We've previously seen that multiple and competing class actions are problematic. Multiple proceedings expose defendants to additional costs and inconvenience, and consume court resources by requiring courts to manage multiple proceedings on the same topic. However, there is nothing which expressly or impliedly prevents the filing of as second representative proceeding against a defendant.
The Victorian Supreme Court has now given some guidance on how plaintiffs could jointly run a consolidated class action, in a decision which is also the first time that an Australian court has considered the question of multiplicity between competing class actions in the context of a potential group costs order (Fuller v Allianz; Wilkinson v Allianz  VSC 581).
Two competing class actions against Allianz
Jordan Wilkinson and Tracy Ann-Fuller commenced overlapping representative proceedings under Part 4A of the Supreme Court Act 1986 (Vic) against Allianz Australia Insurance Limited for claims arising out of the sale of "add-on" insurance products to consumers at the point at which they purchased cars or motorcycles from motor vehicle dealers. Amongst other things, Allianz was accused of engaging in misleading and deceptive conduct, and acting unreasonably.
Mr Wilkinson and Ms Fuller made a joint application for consolidation of the proceedings. They sought to be named as joint plaintiffs in the consolidated proceeding, their respective solicitors to be jointly named as solicitors on the record, and the appointment of a "costs referee", who would identify any duplicated work in the consolidated proceeding. The law firms also undertook to conduct the consolidated proceedings in accordance with a protocol to unify decision-making, counsel teams, administrative processes and the joint conduct of all common aspects of the consolidated proceeding. The intended effect is that the defendants will be dealing as though with a single legal team acting for the joint plaintiffs.
Allianz opposed the application, arguing that the inevitable result of permitting two firms of solicitors to appear on the record would be the inflation of costs, in particular compared to the alternative that one case be stayed and the other allowed to proceed, ie., there should be a beauty parade. However, the Court said that this would lead to some group members possibly not being included in the proceeding that continued.

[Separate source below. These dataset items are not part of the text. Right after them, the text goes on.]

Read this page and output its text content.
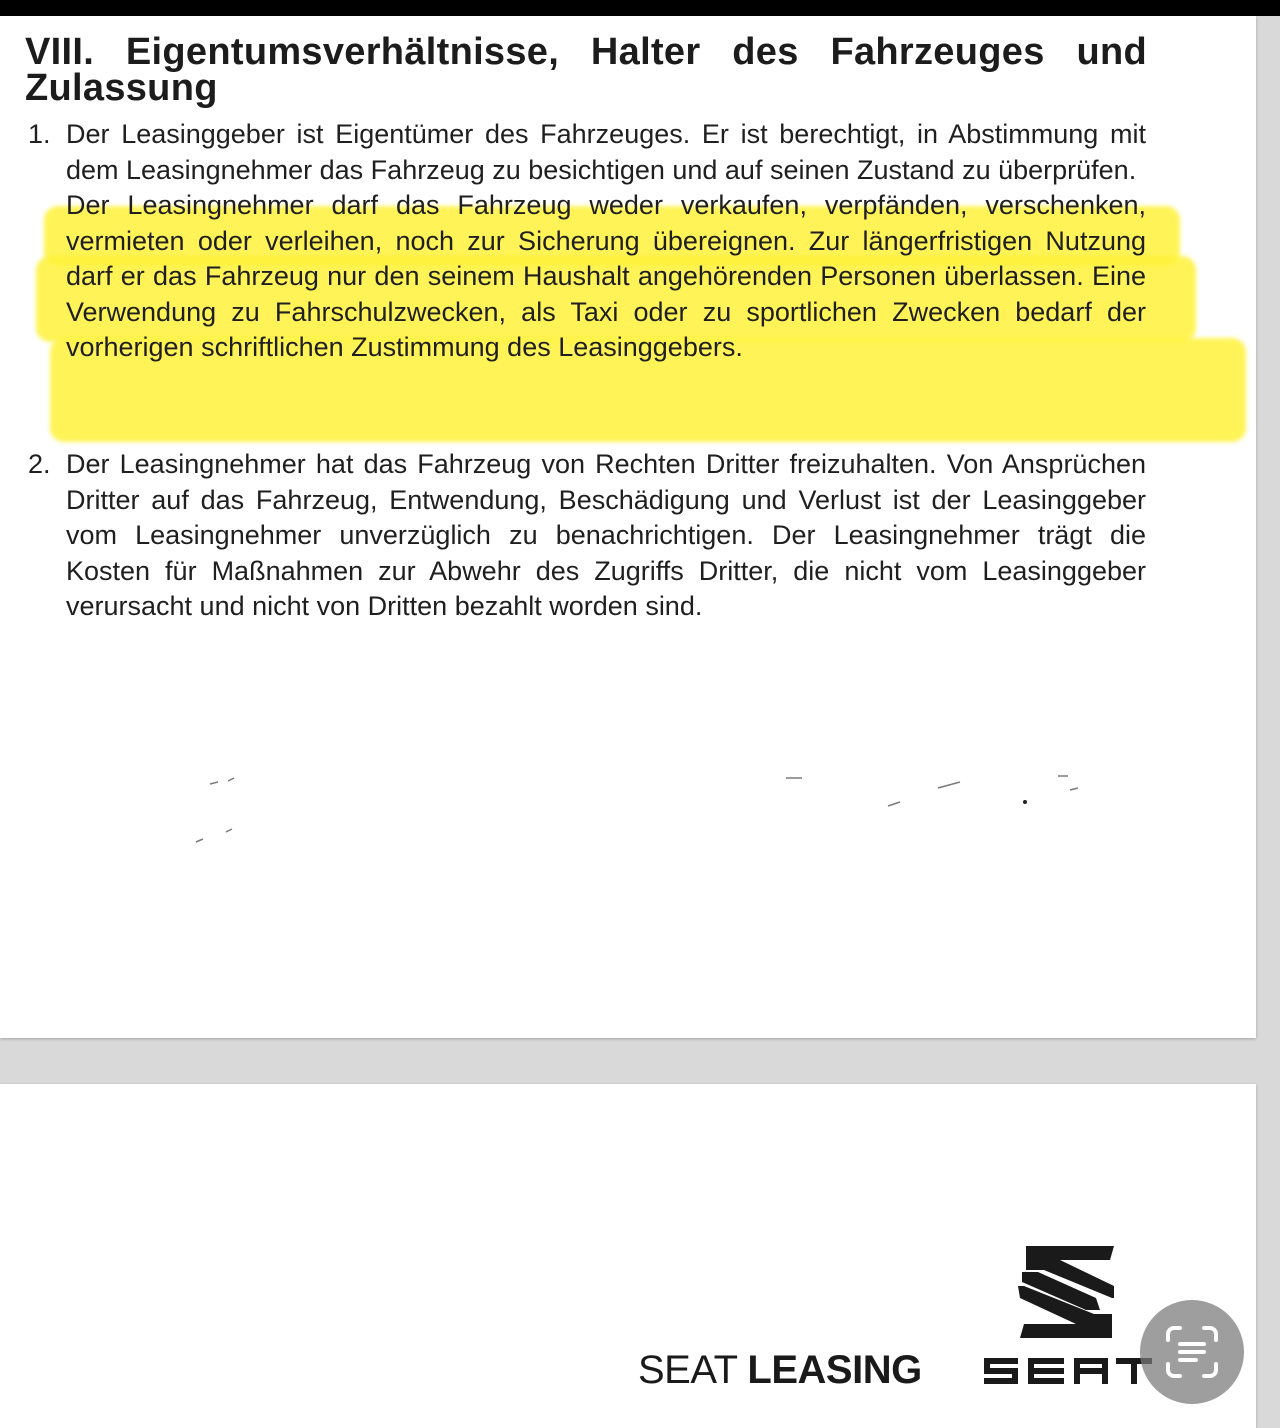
VIII. Eigentumsverhältnisse, Halter des Fahrzeuges und Zulassung
1. Der Leasinggeber ist Eigentümer des Fahrzeuges. Er ist berechtigt, in Abstimmung mit dem Leasingnehmer das Fahrzeug zu besichtigen und auf seinen Zustand zu überprüfen.

Der Leasingnehmer darf das Fahrzeug weder verkaufen, verpfänden, verschenken, vermieten oder verleihen, noch zur Sicherung übereignen. Zur längerfristigen Nutzung darf er das Fahrzeug nur den seinem Haushalt angehörenden Personen überlassen. Eine Verwendung zu Fahrschulzwecken, als Taxi oder zu sportlichen Zwecken bedarf der vorherigen schriftlichen Zustimmung des Leasinggebers.

2. Der Leasingnehmer hat das Fahrzeug von Rechten Dritter freizuhalten. Von Ansprüchen Dritter auf das Fahrzeug, Entwendung, Beschädigung und Verlust ist der Leasinggeber vom Leasingnehmer unverzüglich zu benachrichtigen. Der Leasingnehmer trägt die Kosten für Maßnahmen zur Abwehr des Zugriffs Dritter, die nicht vom Leasinggeber verursacht und nicht von Dritten bezahlt worden sind.

SEAT LEASING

While that consequence could be managed, it would still lead to cost, delay and inconvenience.
Ultimately, Justice Nichols took the view that the proposed orders limiting duplicative costs and precluding recovery by the solicitors of the costs of any duplicated work from group members and from the defendants were an appropriate, necessary and effective protection which made the consolidation appropriate.
What the Fuller decision means for future competing class actions
As the Court noted in Allianz, "multiple representative proceedings against the same defendant on overlapping subject matter do not…constitute an abuse of process, but a problem for courts to resolve." Arguably, the orders made in Allianz, in particular with the appointment of a costs referee, deal with these concerns to some extent.
It is the first time the court has considered competing class actions against a backdrop of a possible joint group costs order, following the introduction of the group costs order regime into the Supreme Court Act 1986 (Vic) just last year. As noted in the judgment, the plaintiffs propose to enter into a Cooperation Agreement that concerns the mechanics of costs sharing between the plaintiffs. It provides, for example, that disbursements will be shared 50/50 between their solicitors, and anticipatory arrangements for distribution of group cost order proceedings, in the event a group costs order is made.
However, things are likely to get more complicated if one of the consolidating law firms is running the class action on a no-win, no-fee basis and the other is running a funded class action which is a managed investment scheme. This is the position in the current Freedom Foods and Deloitte class action. Given the recent changes to the law requiring funded class actions to be registered as managed investment schemes, Slater & Gordon which is acting against Freedom Foods and Deloitte on a no-win no-fee basis could face "serious consequences" for running an unregistered managed investment scheme if its proceedings were consolidated with the funded class action brought by Phi Finney McDonald, as sought by Freedom Foods and Deloitte. Typically conditional costs agreements are exempt from the managed investment scheme requirements, however, consolidating with a party that is being run under a managed investment scheme may run awfully close to falling short of that exemption. And while it's a grey area, the risk being run is that ASIC takes issue with the arrangement.
The management of competing class actions, joint group costs orders and consolidation against the backdrop of the changes to the law on funded class actions will develop and we will keep you updated as new decisions are made.